Se quisesse se manter livre de suspeitas, teria de escolher o homem errado certo. Podia influenciar Sooyoung a acreditar nela, mas sabia, por experiência, que as mentiras ganham vida própria e que a primeira mentira levaria a outras.

Ela olhou os homens encarcerados. Quem sabe poderia adivinhar com base naqueles que estavam menos sujos? Não era uma distinção fácil fazer. E então, para seu prazer, ela notou que de fato conhecia um dos rostos... Vira-o na noite anterior ao crime do carroceiro e sua mulher. Os olhos verdes brilhavam intensamente em seu rosto moreno e o braço esquerdo estava numa tipoia suja.
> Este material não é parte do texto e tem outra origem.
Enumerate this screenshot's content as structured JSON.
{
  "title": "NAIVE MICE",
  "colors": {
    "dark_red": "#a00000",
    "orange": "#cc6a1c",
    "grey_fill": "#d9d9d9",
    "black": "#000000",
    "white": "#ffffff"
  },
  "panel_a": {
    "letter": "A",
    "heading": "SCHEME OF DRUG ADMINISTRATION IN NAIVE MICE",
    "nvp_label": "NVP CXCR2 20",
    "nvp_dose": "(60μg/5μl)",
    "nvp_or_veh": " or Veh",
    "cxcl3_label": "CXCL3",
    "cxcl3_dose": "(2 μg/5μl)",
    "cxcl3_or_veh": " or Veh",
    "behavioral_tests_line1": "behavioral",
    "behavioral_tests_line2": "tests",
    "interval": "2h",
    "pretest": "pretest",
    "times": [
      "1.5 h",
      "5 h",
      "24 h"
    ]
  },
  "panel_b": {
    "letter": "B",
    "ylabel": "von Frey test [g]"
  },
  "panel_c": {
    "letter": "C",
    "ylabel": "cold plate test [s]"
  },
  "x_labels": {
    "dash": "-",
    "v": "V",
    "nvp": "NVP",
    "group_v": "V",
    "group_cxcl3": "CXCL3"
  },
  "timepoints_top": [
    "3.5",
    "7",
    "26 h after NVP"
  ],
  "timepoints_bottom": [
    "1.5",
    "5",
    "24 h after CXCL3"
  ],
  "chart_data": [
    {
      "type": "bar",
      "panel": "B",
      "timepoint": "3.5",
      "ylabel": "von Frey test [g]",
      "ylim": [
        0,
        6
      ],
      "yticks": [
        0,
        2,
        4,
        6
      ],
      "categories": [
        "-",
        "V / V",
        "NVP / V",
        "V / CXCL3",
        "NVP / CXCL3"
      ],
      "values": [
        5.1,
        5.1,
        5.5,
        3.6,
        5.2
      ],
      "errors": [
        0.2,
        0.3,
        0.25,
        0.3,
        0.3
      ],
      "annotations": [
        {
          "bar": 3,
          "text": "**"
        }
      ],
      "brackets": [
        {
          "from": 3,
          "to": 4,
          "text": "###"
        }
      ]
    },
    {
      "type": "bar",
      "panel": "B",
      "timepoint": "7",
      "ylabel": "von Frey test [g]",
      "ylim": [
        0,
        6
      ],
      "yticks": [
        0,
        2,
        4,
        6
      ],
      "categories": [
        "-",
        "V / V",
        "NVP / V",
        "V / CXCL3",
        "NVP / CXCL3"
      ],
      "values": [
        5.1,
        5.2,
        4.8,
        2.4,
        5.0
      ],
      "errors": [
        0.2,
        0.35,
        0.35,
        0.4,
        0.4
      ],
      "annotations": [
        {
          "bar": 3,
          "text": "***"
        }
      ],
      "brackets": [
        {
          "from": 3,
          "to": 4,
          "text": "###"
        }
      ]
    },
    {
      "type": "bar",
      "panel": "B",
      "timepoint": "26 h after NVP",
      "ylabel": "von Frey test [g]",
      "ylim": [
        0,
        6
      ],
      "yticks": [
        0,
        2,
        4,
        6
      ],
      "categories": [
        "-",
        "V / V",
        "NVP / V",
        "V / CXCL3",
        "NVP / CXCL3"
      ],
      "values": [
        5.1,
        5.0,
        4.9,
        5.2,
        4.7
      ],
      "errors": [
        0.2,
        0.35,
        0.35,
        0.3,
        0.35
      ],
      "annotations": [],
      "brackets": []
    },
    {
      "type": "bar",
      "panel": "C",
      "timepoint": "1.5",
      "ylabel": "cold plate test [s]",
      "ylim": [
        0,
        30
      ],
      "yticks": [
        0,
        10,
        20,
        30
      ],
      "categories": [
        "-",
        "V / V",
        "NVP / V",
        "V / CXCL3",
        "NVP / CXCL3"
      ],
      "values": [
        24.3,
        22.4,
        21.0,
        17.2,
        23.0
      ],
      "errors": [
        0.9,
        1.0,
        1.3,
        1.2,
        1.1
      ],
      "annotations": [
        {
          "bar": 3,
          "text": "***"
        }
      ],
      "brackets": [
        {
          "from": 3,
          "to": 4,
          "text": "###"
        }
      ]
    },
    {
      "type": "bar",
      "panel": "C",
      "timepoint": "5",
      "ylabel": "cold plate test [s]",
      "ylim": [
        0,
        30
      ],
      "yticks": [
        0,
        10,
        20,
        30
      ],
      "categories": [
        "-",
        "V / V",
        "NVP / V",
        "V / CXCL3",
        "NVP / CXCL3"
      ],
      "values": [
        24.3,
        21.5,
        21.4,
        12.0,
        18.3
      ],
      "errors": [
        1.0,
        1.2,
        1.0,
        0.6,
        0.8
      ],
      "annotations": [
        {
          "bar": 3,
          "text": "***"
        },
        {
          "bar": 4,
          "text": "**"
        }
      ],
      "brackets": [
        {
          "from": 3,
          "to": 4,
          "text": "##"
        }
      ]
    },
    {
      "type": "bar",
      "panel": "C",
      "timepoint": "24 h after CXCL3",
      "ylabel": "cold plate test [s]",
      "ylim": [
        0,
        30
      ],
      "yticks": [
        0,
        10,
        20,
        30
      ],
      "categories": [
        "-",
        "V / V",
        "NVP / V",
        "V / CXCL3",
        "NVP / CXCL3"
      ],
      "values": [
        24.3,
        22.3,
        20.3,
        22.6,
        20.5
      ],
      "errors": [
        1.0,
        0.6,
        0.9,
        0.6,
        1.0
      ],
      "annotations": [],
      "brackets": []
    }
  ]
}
Seungwan o havia quebrado, ela se lembrou, quando Yuri e seu bando cercaram a cercaram e a apanharam numa emboscada, seis contra um.

 

— Aquele — disse Seungwan, com confiança, erguendo a mão e apontando. — Aquele é o homem que me atacou. Reconheceria seu rosto em qualquer lugar.

 

Sooyoung mostrou satisfação, mas o lobisomem preso ficou homicida.

 

— Essa vaca está mentindo — rosnou ele, jogando-se para a frente a fim de agarrar as barras entre eles, e ela pensou ter detectai algum amarelo começando a brotar no verde de seus olhos.

 

Seungwan se agarrou ao braço de Sooyoung a apertou a lateral do corpo contra ela, para garantir.

 

— É ele — sussurrou ela e seu aparente medo a colocou imediatamente em ação.

 

Sooyoung a levou para fora antes de bater à porta decisivamente, depois gesticulou para Jaehyun se aproximar. O vento passou pelo vestido cinza de Seungwan, balançando a saia pelas pernas.

 

— Leve aquele do braço quebrado à minha tenda — ordenou Sooyoung — Preciso interrogá-lo, depois eu mesma farei a execução.

 

Jaehyun bateu continência com rispidez, lançou um olhar demorado a Seungwan e cumpriu a ordem. Ela se perguntou se o tenente tinha inveja do tempo que ela passava com sua capitã, se tinha medo de ser substituído como confidente de Sooyoung. Se assim fosse, porém, certamente o mais sensato seria ele desempenhar seus deveres com mais inteligência e presteza. Como se tivesse chegado à mesma conclusão, Jaehyun pegou um molho de chaves no casaco vermelho e marchou rigidamente de volta à cadeia.

Para que a capitã possa interrogar e depois matar o prisioneiro.

Seungwan imaginava como o lobisomem ficaria confuso com as perguntas de Sooyoung. Mas ele não diria nada que a incriminasse — disso, a vampira tinha razão. Nenhum integrante inferior do bando revelaria a existência de sua espécie aos humanos e, ao proteger seu segredo, também protegeria o dela. Que felicidade que qualquer lobisomem preferisse morrer e trair seus parentes, e a morte dele era certa. E lhe seria bem feito.

Enquanto escoltavam o lobisomem e luta para fora da prisão, Sooyoung abaixou-se para pegar algo no chão. Era um galho de árvore caído e, com um arquejo de Seungwan, ela o quebrou no joelho. Sooyoung ergueu uma metade lascada para a luz e a vampira entendeu exatamente o que era: uma estaca.

Seungwan sentiu um aperto repentino na garganta. O que Sooyoung podia querer com uma estaca? O único motivo para a mulher precisar de uma estaca seria matar a espécie dela. De repente, a boa capitã Park parecia menos uma excêntrica estudiosa do culto e mais uma inexperiente caçadora de vampiros. Seungwan correu de volta para o calor de sua tenda para afastar-se de qualquer outro envolvimento.

Passaram-se horas até que ela ouvisse uma perturbação que a fez espiar o exterior. Quatro soldados carregavam um corpo sem vida do lobisomem para a margem do acampamento. Mesmo de longe, e com bayou banhado pela noite, Seungwan teve certeza de ver o galho de árvore quebrado se projetando do lado esquerdo do peito do homem.